Sometimes, the problem is just timing.
In an honest attempt to simplify my menu planning, I signed up for a cleanse. A cleanse that I was really excited about. That I thought I wanted. I made the grocery list. I sent Nathan to the grocery store. I detoxed from caffeine. I was involved in the Facebook group. I was super super excited.
But then, two days in to the food restriction, I felt terrible. My joints - especially in my fingers - ached. My lips were cracking. And the only thing I could think about was a glass of milk.
Not sugar. Not grain. But a glass of milk.
So I had one.
It wasn't a knee-jerk decision. I weighed my options. I thought about what I was potentially giving up. I thought about my financial commitment. But I realized that I could still cook everything on the menu.
And I could add cheese if I wanted.
So I had a glass of milk. And maybe it is in my head, but I woke up feeling like me again.
And that is what is most important to me today. In a world where I am preparing for yoga teacher training trip 2. In a world where work feels less than stable.
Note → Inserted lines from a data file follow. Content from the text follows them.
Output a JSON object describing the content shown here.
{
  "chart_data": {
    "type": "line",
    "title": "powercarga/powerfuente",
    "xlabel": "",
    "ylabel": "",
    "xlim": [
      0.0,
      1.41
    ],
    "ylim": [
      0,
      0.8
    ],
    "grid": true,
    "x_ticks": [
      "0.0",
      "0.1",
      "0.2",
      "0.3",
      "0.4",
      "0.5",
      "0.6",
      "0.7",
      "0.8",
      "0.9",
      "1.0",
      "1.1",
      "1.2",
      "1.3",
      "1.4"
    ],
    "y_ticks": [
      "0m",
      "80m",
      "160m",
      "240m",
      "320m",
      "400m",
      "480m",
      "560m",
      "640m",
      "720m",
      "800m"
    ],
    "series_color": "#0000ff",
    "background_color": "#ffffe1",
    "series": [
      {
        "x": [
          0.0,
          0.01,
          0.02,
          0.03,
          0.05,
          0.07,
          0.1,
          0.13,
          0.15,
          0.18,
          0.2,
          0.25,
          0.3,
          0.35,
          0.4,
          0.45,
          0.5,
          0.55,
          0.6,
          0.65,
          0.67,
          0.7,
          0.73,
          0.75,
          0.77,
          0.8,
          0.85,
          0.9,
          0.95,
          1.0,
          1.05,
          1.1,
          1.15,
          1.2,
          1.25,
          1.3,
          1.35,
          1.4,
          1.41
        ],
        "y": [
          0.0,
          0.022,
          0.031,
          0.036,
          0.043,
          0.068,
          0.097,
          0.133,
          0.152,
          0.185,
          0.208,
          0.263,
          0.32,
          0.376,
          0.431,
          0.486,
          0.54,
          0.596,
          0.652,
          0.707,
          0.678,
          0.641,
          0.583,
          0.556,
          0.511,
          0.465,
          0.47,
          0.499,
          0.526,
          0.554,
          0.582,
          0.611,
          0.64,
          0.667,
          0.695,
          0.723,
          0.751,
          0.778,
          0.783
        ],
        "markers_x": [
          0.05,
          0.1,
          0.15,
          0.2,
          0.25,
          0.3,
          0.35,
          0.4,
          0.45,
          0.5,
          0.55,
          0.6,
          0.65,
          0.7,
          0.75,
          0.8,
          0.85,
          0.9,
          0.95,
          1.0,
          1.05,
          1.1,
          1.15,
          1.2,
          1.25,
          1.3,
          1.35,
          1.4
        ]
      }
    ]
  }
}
In a world where I want so many things to be different but am terrified of change.
I need to feel like me. I need to be grounded in who I am, physically and emotionally.
This is not the time to cleanse. There will be a time, but this is not it.
I am still decaf. I am still keeping the additions to my day. But I'm also listening to my body. Because I know what I need. And more challenge is not what I need.
I am not giving up. I am not jumping ship. I am just saying not right now.